Real GDP growth (2002 est.): 5%.
Inflation rate (2001 est.): 2%.
Unemployment rate (2003 est.): 16%.
Natural resources: Oil, gas, coal, iron, copper and chrome ores.
Albania is one of the poorest countries in Europe, with an average per capita income of U.S. $1,000. The official unemployment rate is 16%, and 30% of the population lives below the poverty line. Two-thirds of all workers are employed in the agricultural sector, although the construction and service industries have been expanding recently, the latter boosted significantly by ethnic Albanian tourists from other parts of the Balkans. The GDP is comprised of agriculture (approx. 34%), industry (approx. 13%), service sector (approx. 32%), and remittances from Albanian workers abroad--mostly in Greece and Italy (approx. 21%).
Albania was the last of the central and eastern European countries to embark upon democratic and free market reforms. Further, Albania started from a comparatively disadvantaged position, due to Hoxha's catastrophic economic policies. Transition from a centrally planned economy to a market orientated system has almost been as difficult for Albania as the country's communist period.
The democratically elected government that assumed office in April 1992 launched an ambitious economic reform program meant to halt economic deterioration and put the country on the path toward a market economy. Key elements included price and exchange system liberalization, fiscal consolidation, monetary restraint, and a firm income policy. These were complemented by a comprehensive package of structural reforms, including privatization, enterprise and financial sector reform, and creation of the legal framework for a market economy and private sector activity.
Results of Albania's efforts were initially encouraging. Led by the agricultural sector, real GDP grew, and Albania's currency, the lek, stabilized. The speed and vigor of private entrepreneurial response to Albania's opening and liberalizing was better than expected. Beginning in 1995, however, progress stalled. The collapse of the infamous pyramid schemes of the 1990s and the instability that followed were a tremendous setback, from which Albania's economy continues to recover.
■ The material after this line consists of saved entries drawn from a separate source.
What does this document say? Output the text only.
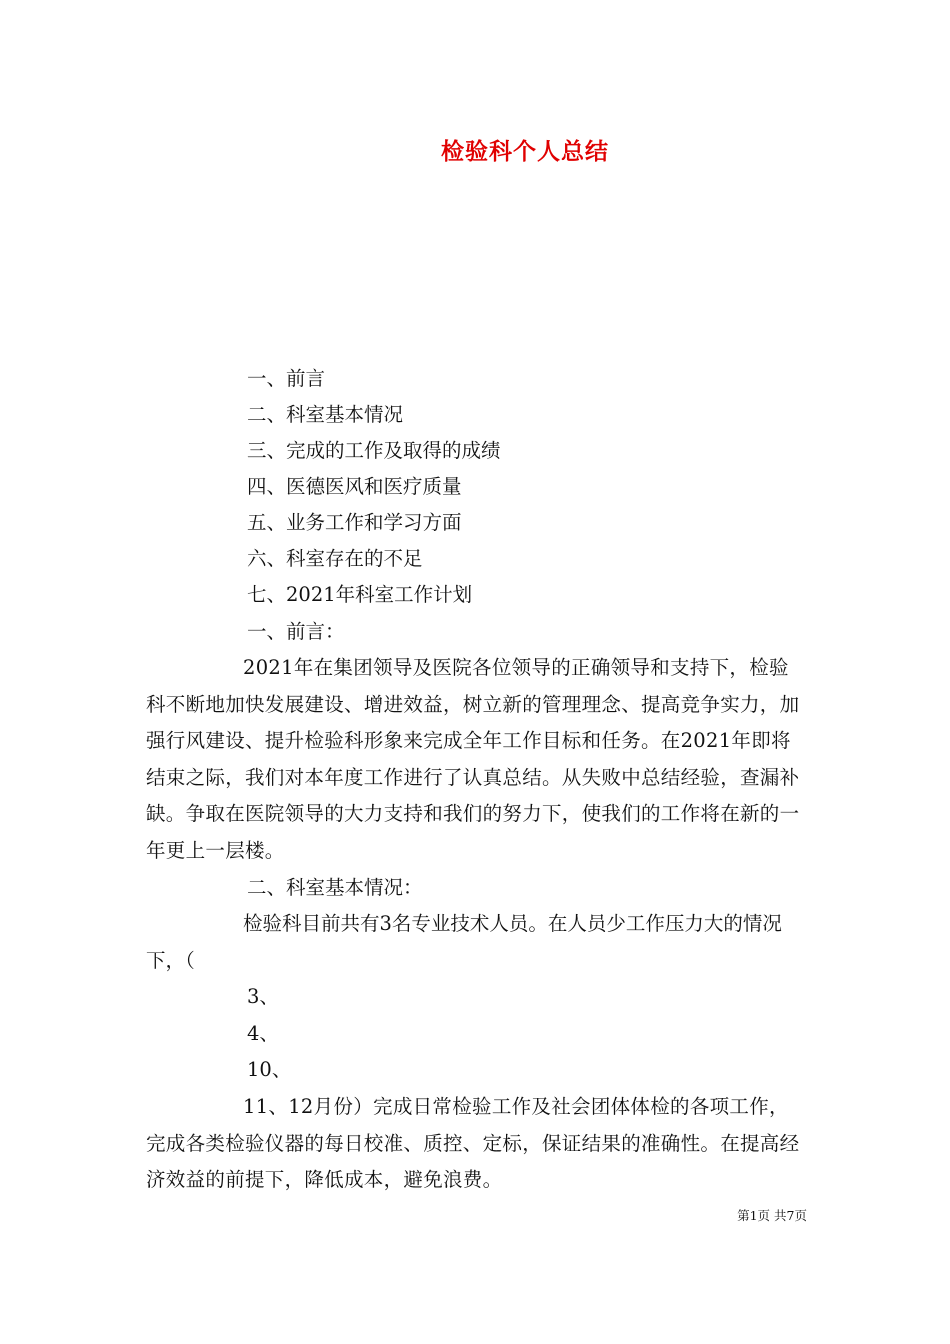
检验科个人总结
一、前言
二、科室基本情况
三、完成的工作及取得的成绩
四、医德医风和医疗质量
五、业务工作和学习方面
六、科室存在的不足
七、2021年科室工作计划
一、前言：
2021年在集团领导及医院各位领导的正确领导和支持下，检验科不断地加快发展建设、增进效益，树立新的管理理念、提高竞争实力，加强行风建设、提升检验科形象来完成全年工作目标和任务。在2021年即将结束之际，我们对本年度工作进行了认真总结。从失败中总结经验，查漏补缺。争取在医院领导的大力支持和我们的努力下，使我们的工作将在新的一年更上一层楼。
二、科室基本情况：
检验科目前共有3名专业技术人员。在人员少工作压力大的情况下，（
3、
4、
10、
11、12月份）完成日常检验工作及社会团体体检的各项工作，完成各类检验仪器的每日校准、质控、定标，保证结果的准确性。在提高经济效益的前提下，降低成本，避免浪费。
第1页 共7页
Within recent years, the Albanian economy has improved, although infrastructure development and major reforms in areas such as tax collection, property laws, and banking are proceeding slowly. Between 1998-2000, Albania experienced 7-8% annual growth in GNP, although growth has slowed more recently; in 2002, it was estimated at 5%. Inflation in 2002 was approximately 6%.
Albania's trade imbalance is severe. In 2002, Albanian trade was U.S. $1.8 billion in imports, and U.S. $350 million in exports. Albania has concluded Free Trade Agreements (FTAs) with Macedonia, Croatia, UNMIK (Kosovo), and Bulgaria. FTAs with Romania, Bosnia, and Moldova are at various stages of approval. However, combined trade with all these countries constitutes a small percentage of Albania's trade, while trade with EU member states (notably Greece, Italy, and Turkey) accounts for nearly 75%. The government is currently negotiating a FTA with the EU, as part of its Stabilization and Association Agreement negotiations, which, when it comes into force, could significantly reduce revenue collected.
Albania is assiduously trying to attract foreign investment and promote domestic investment, but significant impediments exist. The Albanian government faces the daunting but essential task of rationalizing and uniformly applying business laws, improving transparency in business procedures, restructuring the banking and tax systems (including tax collection), reducing corruption in the bureaucracy, and resolving property ownership disputes.
Business growth is further retarded by Albania's inadequate energy and transportation infrastructure. The capital, Tirana, generally receives electricity most of the day, but constant power outages plague every other major city, small town and rural village. Although recent steps have been taken to improve the transportation infrastructure, Albania has a limited railway system and few domestic airports. Because of the mountainous terrain, goods traveling overland must spend hours traversing the relatively sparse network of switchback roads, many of them of poor quality, to reach destinations that are relatively close.